I shudder when I consider how much damage has been inflicted quietly on Eastern Nigeria's once vibrant economy. These people are renowned hard workers ,traders ,farmers but today they are just beggars, dying in their droves because all freedom to work, to exist has been removed by an occupying force working studiously in collaboration with political harlots masquerading as leaders. Now the area is all corpses and embalmment and funerals and posters and kidnapping and bribery. Help me to shed a tear for the living for those dead have already separated themselves from these checkpoints and N20 naira public supported bribery.
It is true we shouldn't dwell too much on the past but should move forward as they are wont to argue. But we shouldn't move forward wily nilly towards the conditions of today or worse tomorrow. We can reshape this new to give us a future of better life instead of just taking advantage of it. The time is now to reject the culture of death in the land of the living. I will not stop looking back at how much things changed for the worse in just few decades. We used to party at night, rejoice at the birth of a new born, meeting each other when the news is good. Now our children are not afforded same luxury except they meet their peers in a funeral or night vigil. Our cherished culture of life itself is also dying. In my village I discovered that the local stream of golden water had long closed down because everyone now drank pure water from boreholes. Incurable diseases have doubled with sudden deaths. Why can't we just go back drinking the streams that gave us life for thousands of years? For every place of birth comes with a curative stream specially prepared by the Creator for people of that area .Now we seek to drink from the ground water which the Creator had not sanctioned as yet healthy for if it were not so He would have made it to flow on the surface and designated it for certain areas.

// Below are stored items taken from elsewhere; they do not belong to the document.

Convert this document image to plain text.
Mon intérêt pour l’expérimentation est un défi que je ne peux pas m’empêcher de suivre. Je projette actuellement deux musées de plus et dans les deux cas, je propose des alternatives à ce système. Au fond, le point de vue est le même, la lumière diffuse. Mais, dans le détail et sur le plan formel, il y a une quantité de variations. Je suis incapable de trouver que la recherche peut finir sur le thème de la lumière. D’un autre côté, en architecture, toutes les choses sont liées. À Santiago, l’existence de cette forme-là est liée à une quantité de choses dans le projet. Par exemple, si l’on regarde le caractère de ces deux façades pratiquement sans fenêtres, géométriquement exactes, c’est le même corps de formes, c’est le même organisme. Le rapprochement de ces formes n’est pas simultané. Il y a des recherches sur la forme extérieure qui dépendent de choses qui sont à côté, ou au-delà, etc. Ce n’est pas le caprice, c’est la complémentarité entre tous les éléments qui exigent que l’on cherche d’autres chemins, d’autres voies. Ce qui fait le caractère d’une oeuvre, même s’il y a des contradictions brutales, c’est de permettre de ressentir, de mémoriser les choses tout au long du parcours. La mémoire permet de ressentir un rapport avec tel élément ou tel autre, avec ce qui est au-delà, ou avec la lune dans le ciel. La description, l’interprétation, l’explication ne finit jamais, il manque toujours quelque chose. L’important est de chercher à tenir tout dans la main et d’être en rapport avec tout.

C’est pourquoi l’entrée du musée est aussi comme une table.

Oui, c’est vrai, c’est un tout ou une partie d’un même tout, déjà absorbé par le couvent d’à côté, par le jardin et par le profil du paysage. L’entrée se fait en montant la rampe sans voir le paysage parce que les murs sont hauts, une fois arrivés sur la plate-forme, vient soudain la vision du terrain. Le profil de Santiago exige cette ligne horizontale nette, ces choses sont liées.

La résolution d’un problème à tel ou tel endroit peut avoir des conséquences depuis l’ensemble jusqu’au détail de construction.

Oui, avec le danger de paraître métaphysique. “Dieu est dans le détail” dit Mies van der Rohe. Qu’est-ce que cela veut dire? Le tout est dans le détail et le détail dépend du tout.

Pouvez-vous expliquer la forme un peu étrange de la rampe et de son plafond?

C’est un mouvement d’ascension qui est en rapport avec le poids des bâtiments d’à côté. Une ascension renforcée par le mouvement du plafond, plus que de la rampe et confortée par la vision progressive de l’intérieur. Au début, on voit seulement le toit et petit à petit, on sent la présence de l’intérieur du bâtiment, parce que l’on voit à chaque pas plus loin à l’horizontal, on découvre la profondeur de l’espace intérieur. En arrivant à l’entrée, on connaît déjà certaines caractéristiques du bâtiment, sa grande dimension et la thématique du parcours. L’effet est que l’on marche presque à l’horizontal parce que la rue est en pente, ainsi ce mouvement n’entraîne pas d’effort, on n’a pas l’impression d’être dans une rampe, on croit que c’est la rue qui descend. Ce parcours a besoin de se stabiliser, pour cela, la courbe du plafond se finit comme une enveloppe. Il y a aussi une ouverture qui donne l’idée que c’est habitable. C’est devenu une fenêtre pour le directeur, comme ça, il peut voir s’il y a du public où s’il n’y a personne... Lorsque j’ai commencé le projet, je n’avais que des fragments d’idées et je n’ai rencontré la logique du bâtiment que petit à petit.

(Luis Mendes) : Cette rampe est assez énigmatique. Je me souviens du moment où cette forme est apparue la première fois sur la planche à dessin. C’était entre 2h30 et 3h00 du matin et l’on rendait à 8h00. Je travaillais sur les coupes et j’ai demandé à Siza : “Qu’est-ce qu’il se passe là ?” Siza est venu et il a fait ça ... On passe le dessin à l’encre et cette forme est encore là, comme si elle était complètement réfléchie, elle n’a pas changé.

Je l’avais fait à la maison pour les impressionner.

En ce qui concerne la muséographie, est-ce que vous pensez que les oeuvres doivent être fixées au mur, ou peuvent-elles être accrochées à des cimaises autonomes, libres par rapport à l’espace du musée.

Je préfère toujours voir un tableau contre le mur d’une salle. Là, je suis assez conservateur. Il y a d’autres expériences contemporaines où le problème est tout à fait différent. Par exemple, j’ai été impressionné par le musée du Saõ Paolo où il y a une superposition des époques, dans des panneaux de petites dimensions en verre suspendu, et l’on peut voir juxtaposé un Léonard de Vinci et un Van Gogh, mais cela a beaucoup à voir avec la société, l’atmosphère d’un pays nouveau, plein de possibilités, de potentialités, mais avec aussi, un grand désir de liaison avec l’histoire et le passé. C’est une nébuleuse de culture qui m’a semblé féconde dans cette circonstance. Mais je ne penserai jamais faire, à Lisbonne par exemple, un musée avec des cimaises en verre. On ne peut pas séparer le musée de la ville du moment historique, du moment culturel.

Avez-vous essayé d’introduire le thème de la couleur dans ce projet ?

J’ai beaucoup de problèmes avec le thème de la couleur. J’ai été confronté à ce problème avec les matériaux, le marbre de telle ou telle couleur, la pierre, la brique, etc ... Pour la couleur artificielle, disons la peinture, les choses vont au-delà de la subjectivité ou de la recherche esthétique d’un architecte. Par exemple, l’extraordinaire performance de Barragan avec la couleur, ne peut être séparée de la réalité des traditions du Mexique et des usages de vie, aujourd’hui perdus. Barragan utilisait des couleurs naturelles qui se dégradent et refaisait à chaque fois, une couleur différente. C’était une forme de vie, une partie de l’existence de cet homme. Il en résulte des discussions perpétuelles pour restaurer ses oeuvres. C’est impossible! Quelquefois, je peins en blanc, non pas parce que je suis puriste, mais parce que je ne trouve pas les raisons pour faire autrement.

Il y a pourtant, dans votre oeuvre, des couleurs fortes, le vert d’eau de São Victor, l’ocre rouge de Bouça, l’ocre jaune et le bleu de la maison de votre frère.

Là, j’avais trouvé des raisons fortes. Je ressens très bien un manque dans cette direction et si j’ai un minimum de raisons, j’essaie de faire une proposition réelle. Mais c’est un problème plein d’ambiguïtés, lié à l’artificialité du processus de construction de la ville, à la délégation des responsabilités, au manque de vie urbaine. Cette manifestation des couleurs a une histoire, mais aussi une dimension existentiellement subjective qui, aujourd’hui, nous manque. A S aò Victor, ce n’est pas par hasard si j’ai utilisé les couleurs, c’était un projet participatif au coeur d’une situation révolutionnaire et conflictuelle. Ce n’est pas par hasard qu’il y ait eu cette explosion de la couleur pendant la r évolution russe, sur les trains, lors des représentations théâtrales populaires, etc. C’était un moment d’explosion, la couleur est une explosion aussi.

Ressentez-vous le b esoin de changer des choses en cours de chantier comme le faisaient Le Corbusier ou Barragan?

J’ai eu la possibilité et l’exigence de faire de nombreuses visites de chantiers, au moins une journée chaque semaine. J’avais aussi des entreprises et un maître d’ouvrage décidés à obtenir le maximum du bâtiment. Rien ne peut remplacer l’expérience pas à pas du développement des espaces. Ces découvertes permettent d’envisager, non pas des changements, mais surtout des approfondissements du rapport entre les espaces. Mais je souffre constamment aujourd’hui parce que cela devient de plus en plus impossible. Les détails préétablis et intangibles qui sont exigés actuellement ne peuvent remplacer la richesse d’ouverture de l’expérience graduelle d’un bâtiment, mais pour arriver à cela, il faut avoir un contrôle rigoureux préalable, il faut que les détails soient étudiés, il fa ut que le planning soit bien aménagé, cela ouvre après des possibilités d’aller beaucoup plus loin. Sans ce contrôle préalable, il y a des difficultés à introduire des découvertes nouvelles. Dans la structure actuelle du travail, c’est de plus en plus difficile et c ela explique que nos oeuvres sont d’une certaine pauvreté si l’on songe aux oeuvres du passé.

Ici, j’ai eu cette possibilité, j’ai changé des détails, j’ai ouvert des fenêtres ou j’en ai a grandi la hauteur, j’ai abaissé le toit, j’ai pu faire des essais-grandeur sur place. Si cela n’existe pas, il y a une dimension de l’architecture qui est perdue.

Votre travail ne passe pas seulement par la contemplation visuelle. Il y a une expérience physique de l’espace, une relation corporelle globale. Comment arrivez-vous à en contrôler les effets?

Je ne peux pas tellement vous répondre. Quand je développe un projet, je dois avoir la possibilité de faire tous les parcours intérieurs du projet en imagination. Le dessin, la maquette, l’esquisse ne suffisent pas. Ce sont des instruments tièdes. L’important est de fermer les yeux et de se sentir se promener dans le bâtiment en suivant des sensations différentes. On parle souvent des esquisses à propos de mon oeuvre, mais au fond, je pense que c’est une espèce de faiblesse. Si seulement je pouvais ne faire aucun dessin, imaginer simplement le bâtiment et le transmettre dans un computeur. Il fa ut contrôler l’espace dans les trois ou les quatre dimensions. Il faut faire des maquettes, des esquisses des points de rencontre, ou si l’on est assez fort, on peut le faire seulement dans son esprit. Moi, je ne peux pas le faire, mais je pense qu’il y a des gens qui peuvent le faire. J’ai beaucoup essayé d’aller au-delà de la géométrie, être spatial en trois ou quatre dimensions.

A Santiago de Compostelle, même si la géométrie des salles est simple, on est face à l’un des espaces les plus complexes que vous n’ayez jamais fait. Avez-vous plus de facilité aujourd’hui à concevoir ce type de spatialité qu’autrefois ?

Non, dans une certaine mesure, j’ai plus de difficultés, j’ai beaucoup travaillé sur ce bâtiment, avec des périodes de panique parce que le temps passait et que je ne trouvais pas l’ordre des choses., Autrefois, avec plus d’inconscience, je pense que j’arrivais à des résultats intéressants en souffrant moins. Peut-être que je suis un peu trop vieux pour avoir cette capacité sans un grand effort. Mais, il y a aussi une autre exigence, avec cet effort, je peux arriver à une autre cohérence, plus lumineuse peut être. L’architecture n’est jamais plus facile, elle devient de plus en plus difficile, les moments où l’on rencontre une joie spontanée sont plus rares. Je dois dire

If we must survive the new time not just in the East we have to begin to find survival strategies like simple reversals like the drinking water remedy. The other thing is preparing cassava in local streams leaving them to rid itelf of toxic wastes before frying. We must go back to go forward because our present direction does not seem to be leading us to life. While the people should make their own efforts, the Federal government must end the persisting socio-economic and political 'war' against Easterners which seems to have survived the civil war. The Region must not be strangled by policy inconsistencies because it will remain the key to genuine economic recovery efforts.
Mr. Nworisara aspired to lead Nigeria in 1992.